Last Updated March 6, 2020 7:35 pm.
Monday’s are hard enough to get up when the alarm goes off, but this Monday is going to be particularly difficult as we lose an hour of sleep this weekend due to Daylight Saving Time.
But does the time shift really have that big of an impact on our bodies? The experts say yes!
Azadeh Yadollahi, a sleep scientist at Toronto Rehab Institute, says the quick shift in time will affect most people for about a week. However those that are more vulnerable with medical conditions, age-related illnesses or mental disturbances may experience a harder time of adjustment.
“So each one of us have an internal clock called Circadian Rhythm and this internal clock controls everything in the body,” she says.
The time shift comes at 2 a.m. local time Sunday in most of the United States and Canada.
So why do we do this to ourselves, is there still a point to switching the clocks? Some say there are economic and cultural benefits, but these turn out to be misconceptions that I am going to clear up.
MYTH VS FACT
Who came up with this scheme?
Most people think it was Ben Franklin, who made a satirical statement in a paper about the French getting out of bed earlier to save on candles. The idea didn’t take shape until the 1900’s and Ontario was one of the first places to adopt the concept. Port Arthur, now Thunder Bay, started the practice in 1908.

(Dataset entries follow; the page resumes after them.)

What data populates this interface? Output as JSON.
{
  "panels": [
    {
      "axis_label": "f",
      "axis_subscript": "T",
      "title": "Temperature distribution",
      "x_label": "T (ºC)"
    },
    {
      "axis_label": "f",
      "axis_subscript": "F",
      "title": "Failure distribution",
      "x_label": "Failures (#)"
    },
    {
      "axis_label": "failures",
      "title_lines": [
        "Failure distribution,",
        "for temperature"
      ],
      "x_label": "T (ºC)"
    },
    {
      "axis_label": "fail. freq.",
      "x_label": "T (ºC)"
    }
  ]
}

Moving to DST each spring SAVES energy
Not really.
“What we would say today is we don’t see changes in how much energy is used but when it’s used,” says Martine Holmsen, senior manager of communications with Independent Electricity System Operator. “So for consumers if you delay the use further in the day you pay lower for electricity so it’s one way to take advantage of it.”
Everyone’s Doing It
Ontario has begun discussing ditching the time change. In the spring of 2019 Liberal MPP Marie Lalonde introduced a bill in the legislature to stick with DST year around in Ontario. Lalonde has since resigned her seat and was elected as a Federal MP, leaving the act sitting at Queen’s Park after first reading.
British Columbia currently is sitting on legislation to make the shift to permanent daylight time, but are waiting to see what their neighbours to the south in Washington, Oregon and California are going to do. However, the province says they are in a position to move quickly on making the change.
The European Union has decided to scrap the practice of changing the clock come 2021, where they will leave it up to the individual countries to decide which time to adopt, standard or daylight, or as it is referred to in some countries, Summer Time.
Saskatchewan doesn’t make the change to Daylight Saving Time and this will be the last time that Yukon will spring forward.
Standard time returns on November 1st.
Love it or hate it, we are doing it again this year, but is it time to ditch it for good?